The Thinking Process
The assistant's thinking, visible in the message's structure, follows a clear arc: observation ("Czechia is also gone"), inference ("It must have been killed by the 20-minute benchmark timeout too"), qualification ("before I deployed the fix"), and verification ("Let me check"). The bash command is not just data retrieval — it is a diagnostic instrument designed to confirm the hypothesis and reveal the full scope of the problem.
The choice to query the dashboard rather than SSH directly into Czechia is significant. The assistant already knows from [msg 1168] that SSH is refused — the instance is truly gone, not just temporarily unreachable. The dashboard is the authoritative source for lifecycle state, and the assistant turns to it for the definitive answer. The Python formatting — extracting label, state, bench_rate, and kill_reason — reflects a mind that is categorizing and pattern-matching, looking for the common thread among the failures.
The truncation of kill_reason to 60 characters is a small but telling detail. It suggests the assistant expects long, verbose messages and wants to see the essence without noise. It is the habit of someone who has read too many error messages and learned to extract the signal.
Broader Significance
In the larger narrative of the CuZK deployment, message [msg 1169] is the turning point. It is the moment when the assistant stops treating each failure as an isolated bug and starts seeing the system as a whole — a pipeline that must be robust not just to any single failure mode, but to the combinatorial complexity of multiple interacting failure modes. The graveyard of instances is the evidence that drives the shift from hardcoded thresholds to data-driven experimentation, from reactive firefighting to proactive system design.

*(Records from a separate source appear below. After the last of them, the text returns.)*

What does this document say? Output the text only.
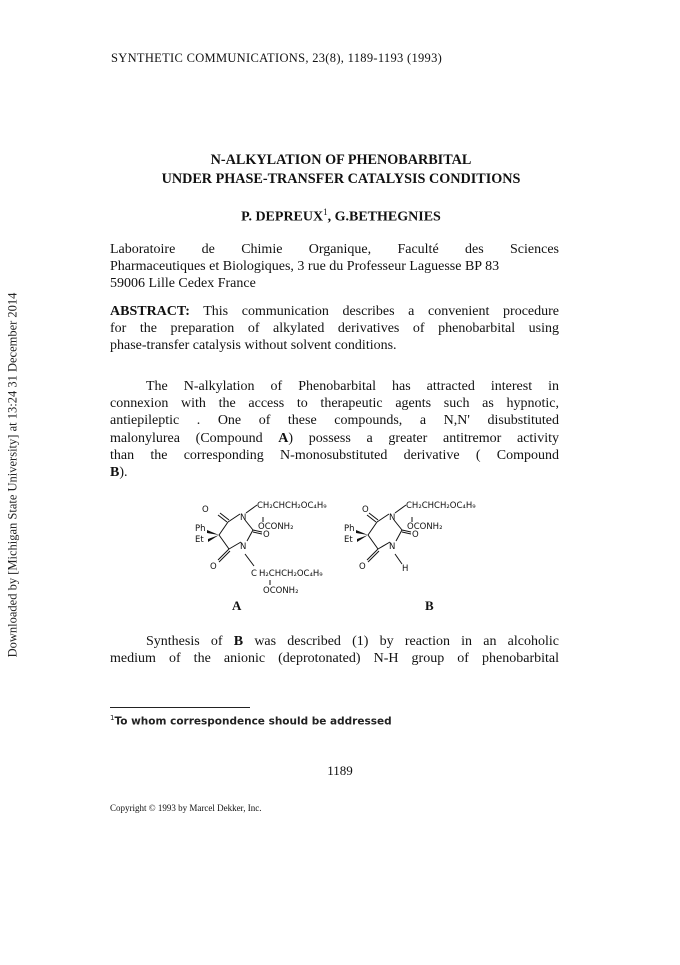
Downloaded by [Michigan State University] at 13:24 31 December 2014
SYNTHETIC COMMUNICATIONS, 23(8), 1189-1193 (1993)
N-ALKYLATION OF PHENOBARBITAL
UNDER PHASE-TRANSFER CATALYSIS CONDITIONS
P. DEPREUX$^1$, G.BETHEGNIES
Laboratoire de Chimie Organique, Faculté des Sciences
Pharmaceutiques et Biologiques, 3 rue du Professeur Laguesse BP 83
59006 Lille Cedex France
ABSTRACT: This communication describes a convenient procedure
for the preparation of alkylated derivatives of phenobarbital using
phase-transfer catalysis without solvent conditions.
The N-alkylation of Phenobarbital has attracted interest in
connexion with the access to therapeutic agents such as hypnotic,
antiepileptic . One of these compounds, a N,N' disubstituted
malonylurea (Compound A) possess a greater antitremor activity
than the corresponding N-monosubstituted derivative ( Compound
B).
O
N
CH₂CHCH₂OC₄H₉
OCONH₂
O
Ph
Et
N
O
C H₂CHCH₂OC₄H₉
OCONH₂
O
N
CH₂CHCH₂OC₄H₉
OCONH₂
O
Ph
Et
N
O	H
A	B
Synthesis of B was described (1) by reaction in an alcoholic
medium of the anionic (deprotonated) N-H group of phenobarbital
$^1$To whom correspondence should be addressed
1189
Copyright © 1993 by Marcel Dekker, Inc.
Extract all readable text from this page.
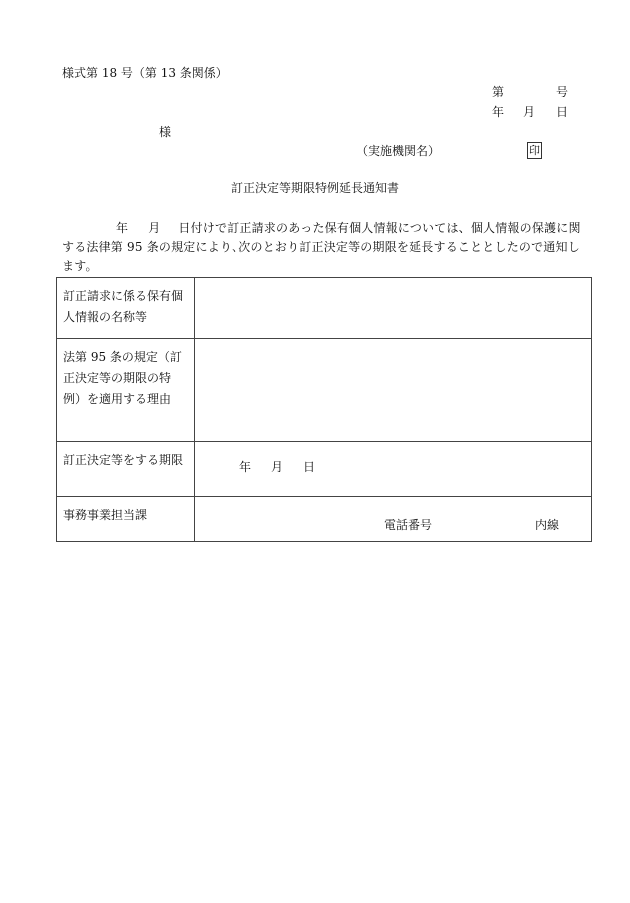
様式第 18 号（第 13 条関係）
第	号
年 月 日
様
（実施機関名）	印
訂正決定等期限特例延長通知書
年 月 日付けで訂正請求のあった保有個人情報については、個人情報の保護に関する法律第 95 条の規定により､次のとおり訂正決定等の期限を延長することとしたので通知します。
訂正請求に係る保有個人情報の名称等	
法第 95 条の規定（訂正決定等の期限の特例）を適用する理由	
訂正決定等をする期限	年 月 日

事務事業担当課	電話番号 内線
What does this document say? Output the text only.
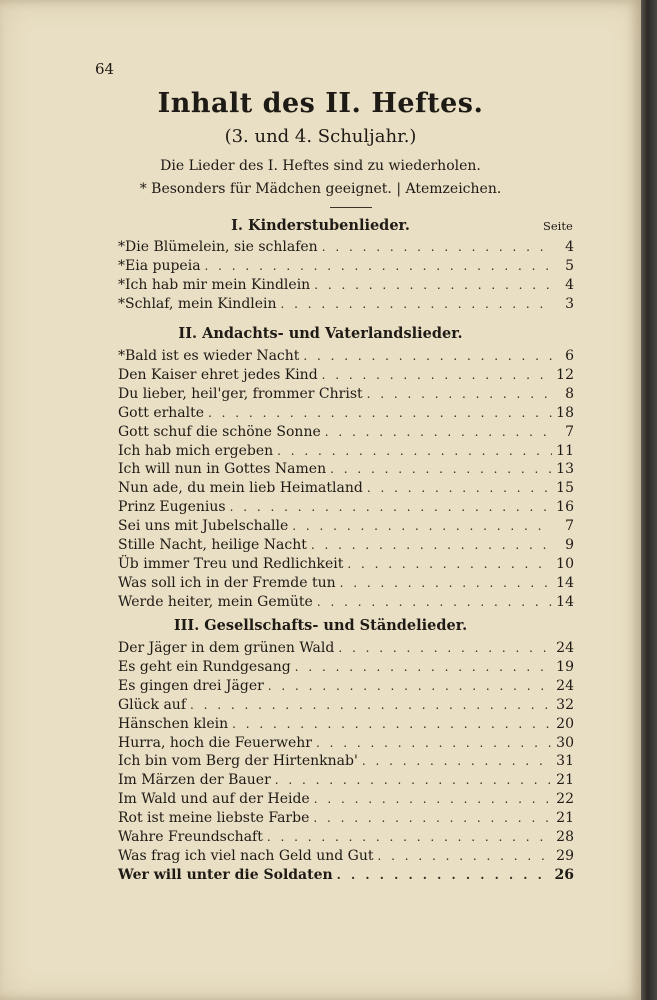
64
Inhalt des II. Heftes.
(3. und 4. Schuljahr.)
Die Lieder des I. Heftes sind zu wiederholen.
* Besonders für Mädchen geeignet. | Atemzeichen.
Seite
I. Kinderstubenlieder.
*Die Blümelein, sie schlafen . . .	4
*Eia pupeia . . .	5
*Ich hab mir mein Kindlein . . .	4
*Schlaf, mein Kindlein . . .	3
II. Andachts- und Vaterlandslieder.
*Bald ist es wieder Nacht . . .	6
Den Kaiser ehret jedes Kind . . .	12
Du lieber, heil'ger, frommer Christ . . .	8
Gott erhalte . . .	18
Gott schuf die schöne Sonne . . .	7
Ich hab mich ergeben . . .	11
Ich will nun in Gottes Namen . . .	13
Nun ade, du mein lieb Heimatland . . .	15
Prinz Eugenius . . .	16
Sei uns mit Jubelschalle . . .	7
Stille Nacht, heilige Nacht . . .	9
Üb immer Treu und Redlichkeit . . .	10
Was soll ich in der Fremde tun . . .	14
Werde heiter, mein Gemüte . . .	14
III. Gesellschafts- und Ständelieder.
Der Jäger in dem grünen Wald . . .	24
Es geht ein Rundgesang . . .	19
Es gingen drei Jäger . . .	24
Glück auf . . .	32
Hänschen klein . . .	20
Hurra, hoch die Feuerwehr . . .	30
Ich bin vom Berg der Hirtenknab' . . .	31
Im Märzen der Bauer . . .	21
Im Wald und auf der Heide . . .	22
Rot ist meine liebste Farbe . . .	21
Wahre Freundschaft . . .	28
Was frag ich viel nach Geld und Gut . . .	29
Wer will unter die Soldaten . . .	26
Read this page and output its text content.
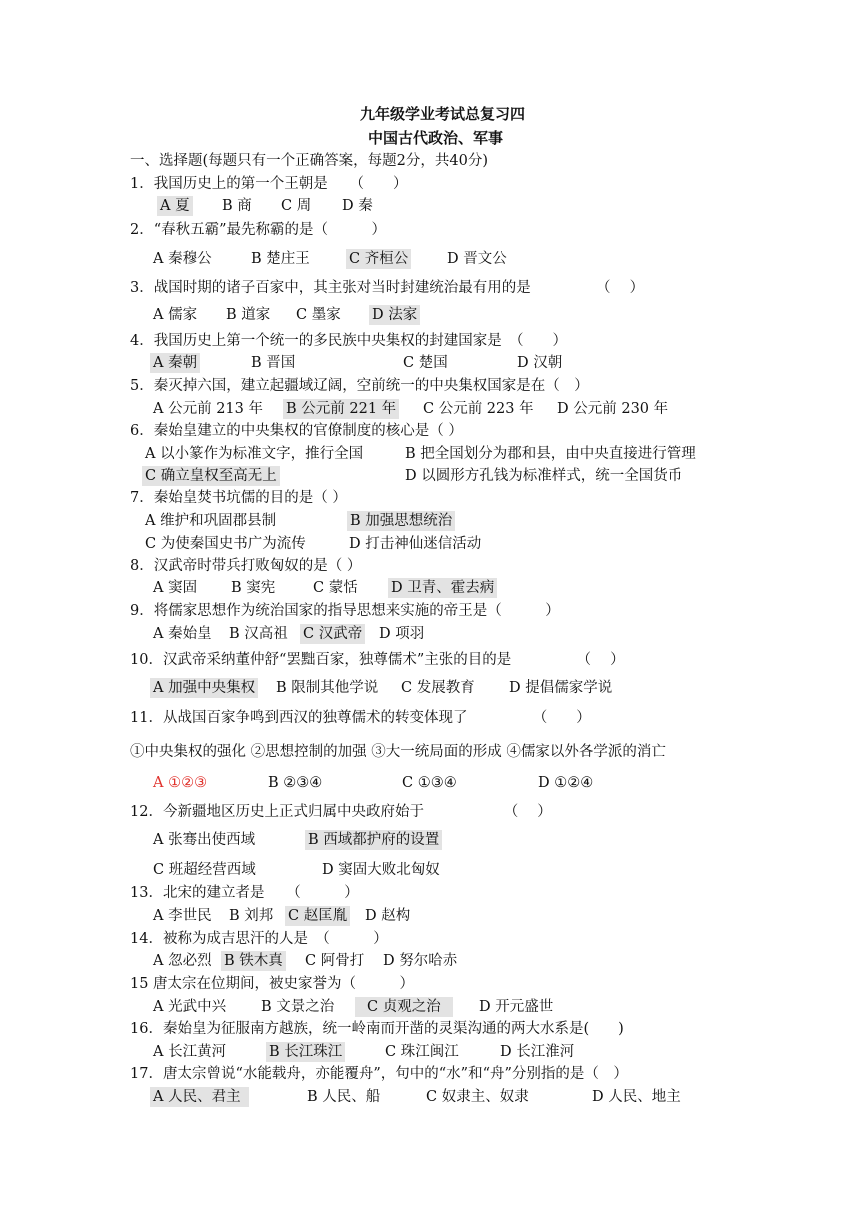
九年级学业考试总复习四
中国古代政治、军事
一、选择题(每题只有一个正确答案，每题2分，共40分)
1．我国历史上的第一个王朝是　　（　　）
A 夏 B 商 C 周 D 秦
2．“春秋五霸”最先称霸的是（　　　）
A 秦穆公	B 楚庄王	C 齐桓公	D 晋文公
3．战国时期的诸子百家中，其主张对当时封建统治最有用的是　　　　　（　 ）
A 儒家 B 道家 C 墨家 D 法家
4．我国历史上第一个统一的多民族中央集权的封建国家是　（　　）
A 秦朝	B 晋国	C 楚国	D 汉朝
5．秦灭掉六国，建立起疆域辽阔，空前统一的中央集权国家是在（　）
A 公元前 213 年 B 公元前 221 年 C 公元前 223 年 D 公元前 230 年
6．秦始皇建立的中央集权的官僚制度的核心是（ ）
A 以小篆作为标准文字，推行全国	B 把全国划分为郡和县，由中央直接进行管理
C 确立皇权至高无上	D 以圆形方孔钱为标准样式，统一全国货币
7．秦始皇焚书坑儒的目的是（ ）
A 维护和巩固郡县制	B 加强思想统治
C 为使秦国史书广为流传	D 打击神仙迷信活动
8．汉武帝时带兵打败匈奴的是（ ）
A 窦固 B 窦宪	C 蒙恬 D 卫青、霍去病
9．将儒家思想作为统治国家的指导思想来实施的帝王是（　　　）
A 秦始皇 B 汉高祖 C 汉武帝 D 项羽
10．汉武帝采纳董仲舒“罢黜百家，独尊儒术”主张的目的是　　　　　（　 ）
A 加强中央集权 B 限制其他学说 C 发展教育 D 提倡儒家学说
11．从战国百家争鸣到西汉的独尊儒术的转变体现了　　　　　（　　）
①中央集权的强化 ②思想控制的加强 ③大一统局面的形成 ④儒家以外各学派的消亡
A ①②③	B ②③④	C ①③④	D ①②④
12．今新疆地区历史上正式归属中央政府始于　　　　　　（　 ）
A 张骞出使西域	B 西域都护府的设置
C 班超经营西域	D 窦固大败北匈奴
13．北宋的建立者是　　（　　　）
A 李世民 B 刘邦 C 赵匡胤 D 赵构
14．被称为成吉思汗的人是　（　　　）
A 忽必烈 B 铁木真 C 阿骨打 D 努尔哈赤
15 唐太宗在位期间，被史家誉为（　　　）
A 光武中兴 B 文景之治	C 贞观之治	D 开元盛世
16．秦始皇为征服南方越族，统一岭南而开凿的灵渠沟通的两大水系是(　　)
A 长江黄河	B 长江珠江	C 珠江闽江	D 长江淮河
17．唐太宗曾说“水能载舟，亦能覆舟”，句中的“水”和“舟”分别指的是（　）
A 人民、君主	B 人民、船	C 奴隶主、奴隶	D 人民、地主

The message is also a study in the emotional register of technical work. The flat declarative tone — "Czechia is also gone" — belies the weight of the moment. Hours of work, two carefully configured instances, thousands of parameters downloaded, proofs synthesized, all reduced to a line in a JSON dashboard. The assistant does not dwell on the loss; it immediately moves to diagnosis and action. But the brevity itself is telling. Sometimes the most significant messages are the shortest ones.